In-hospital mortality of patients admitted in the intensive care unit (ICU) for circulatory shock remains high (between 20 and 40%).
Currently, there are no markers that allow us to classify patients with circulatory shock at higher risk of early and late bad outcomes, or who may better respond to a specific intervention.
To understand the contribution of biological heterogeneity to circulatory shock independently from its etiology, the ShockCO-OP Research Program aims to use clustering approaches to re-analyze existing clinical and molecular data from several large European and North American prospective cohorts and clinical trials.
This will enable an improvement in risk prediction and a better patient selection in future clinical trials to assess a personalized therapy (i.e., prospective enrollment based on a biological/molecular signature).
Who can participate
Age range
18 Years – 90 Years
Sex
ALL
See this in plain English?
AI-rewrites the medical criteria so a patient or caregiver can understand them. Always confirm with the trial site.
Inclusion criteria
. Patients with circulatory shock on admission (i.e., the reported main cause of admission is septic shock, cardiogenic shock or hypovolemic/hemorrhagic shock).
. Patients who required vasopressors infusion and presented signs of tissue hypoperfusion (e.g., altered mental state (Glasgow coma scale≤ 14), oliguria (urine output of \< 0.5 ml/kg/h for at least six hours) or a serum lactate level of ≥2 mmol/l) within the first 24 h after admission.
Exclusion criteria
. Mechanical circulatory support on admission
. Serious arrythmia (e.g., rapid atrial fibrillation or ventricular tachycardia/fibrillation) on admission
. Deceased patients within the first 24 hours after admission.

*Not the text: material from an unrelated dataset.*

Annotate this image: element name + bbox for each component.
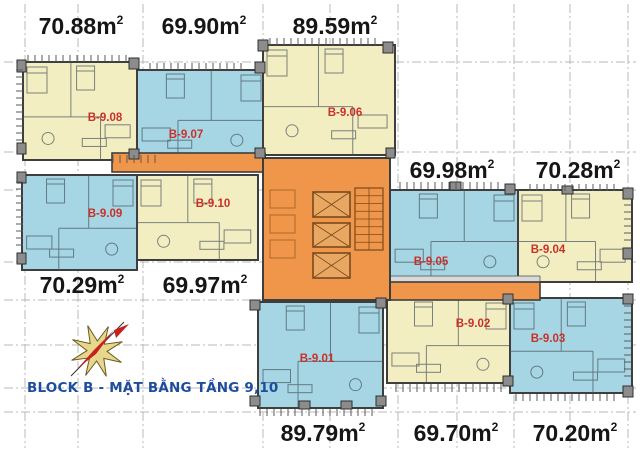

Questions worth asking your doctor
Bring these to your next appointment. They're a starting point for a shared conversation — not a sign you qualify or a recommendation to enrol.
1Based on my diagnosis and history, is this trial worth exploring for me — or is there a standard treatment we should try first?

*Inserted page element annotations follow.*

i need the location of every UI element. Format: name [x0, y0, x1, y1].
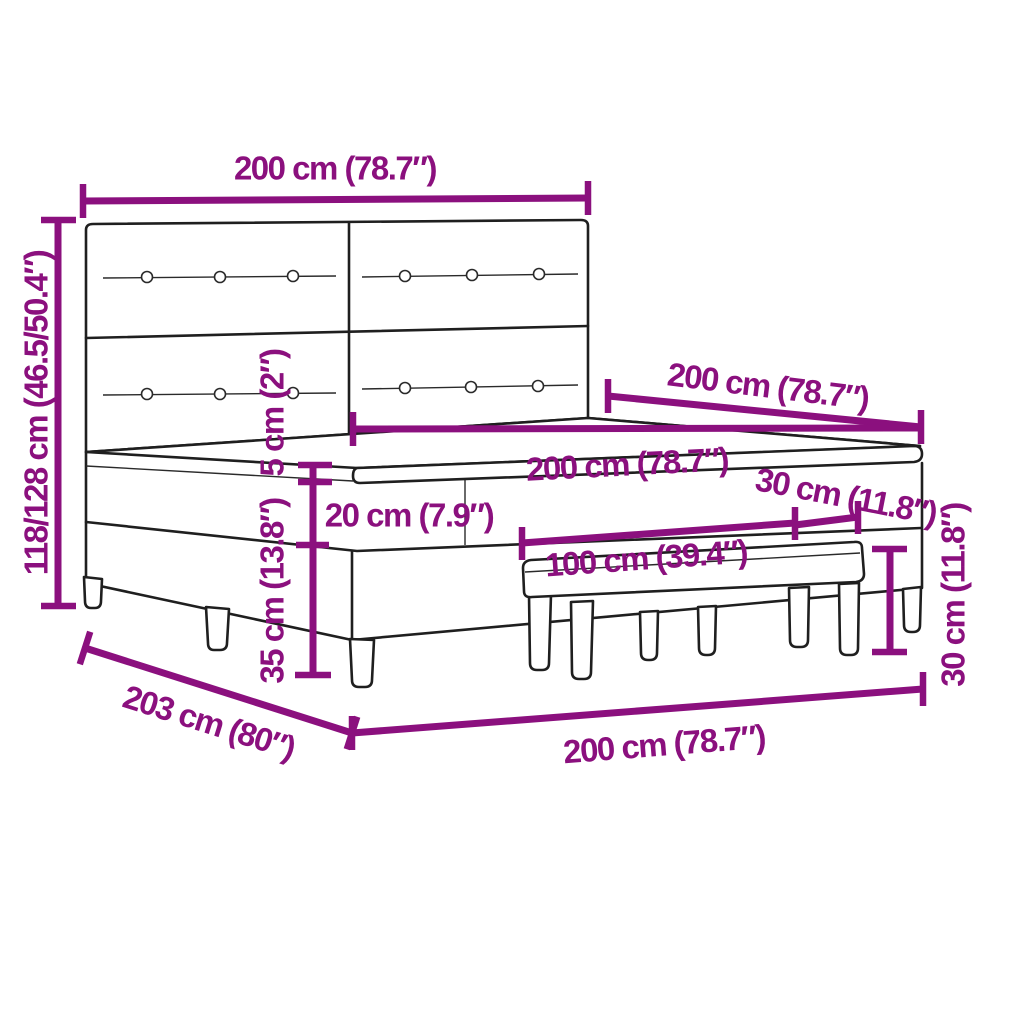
dim-label-floor-width: 200 cm (78.7″)	[562, 718, 767, 771]
dim-headboard-width: 200 cm (78.7″)	[83, 150, 588, 219]
bed-dimension-diagram: 200 cm (78.7″) 118/128 cm (46.5/50.4″) 2…	[0, 0, 1024, 1024]
dim-label-base-height: 35 cm (13.8″)	[254, 498, 291, 684]
dim-floor-width: 200 cm (78.7″)	[352, 672, 923, 770]
bench-legs	[529, 583, 859, 679]
diagram-canvas: 200 cm (78.7″) 118/128 cm (46.5/50.4″) 2…	[0, 0, 1024, 1024]
dim-label-mattress-height: 20 cm (7.9″)	[325, 497, 494, 534]
dim-label-bench-height: 30 cm (11.8″)	[935, 503, 972, 687]
bed-drawing	[84, 220, 922, 687]
dim-label-total-height: 118/128 cm (46.5/50.4″)	[18, 250, 55, 575]
dim-total-height: 118/128 cm (46.5/50.4″)	[18, 220, 77, 606]
dim-label-headboard-width: 200 cm (78.7″)	[234, 150, 437, 187]
dim-label-topper-height: 5 cm (2″)	[254, 349, 291, 477]
headboard	[86, 220, 588, 452]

2What does this trial's phase tell us about how much is already known about its safety and benefit?
3What would taking part actually involve for me — visits, tests, time, and travel?
4What are the known and possible risks or side effects I should weigh, and how would they be monitored?
5If this trial isn't the right fit, what other options or trials would you suggest I look into?
Generated to help you prepare — always confirm anything about your own eligibility and care with the study team and your doctor.
Questions for the trial coordinator
The trial coordinator is the person who runs the study day to day. These cover the practical side — logistics, costs, and what taking part would actually mean for your life. The study team confirms whether you meet the criteria; these are questions to ask, not a sign you qualify.
1What does taking part actually involve week to week — how many visits, where, and how long does each one take?
2What costs are covered by the study, and what might I have to pay for myself, including travel, parking, or time off work?
3What happens during screening, and what happens if the study team confirms I don't meet the criteria after those tests?
4Who pays for the scans, blood work, and other tests the trial requires — the study, my insurance, or me?
5How will being in the trial affect my regular care, and will my own doctor stay informed and involved?
6Can I leave the trial at any point if I change my mind, and what would happen to my care if I do?
A starting point for the conversation — always confirm anything about your own eligibility, costs, and care with the study team and your doctor.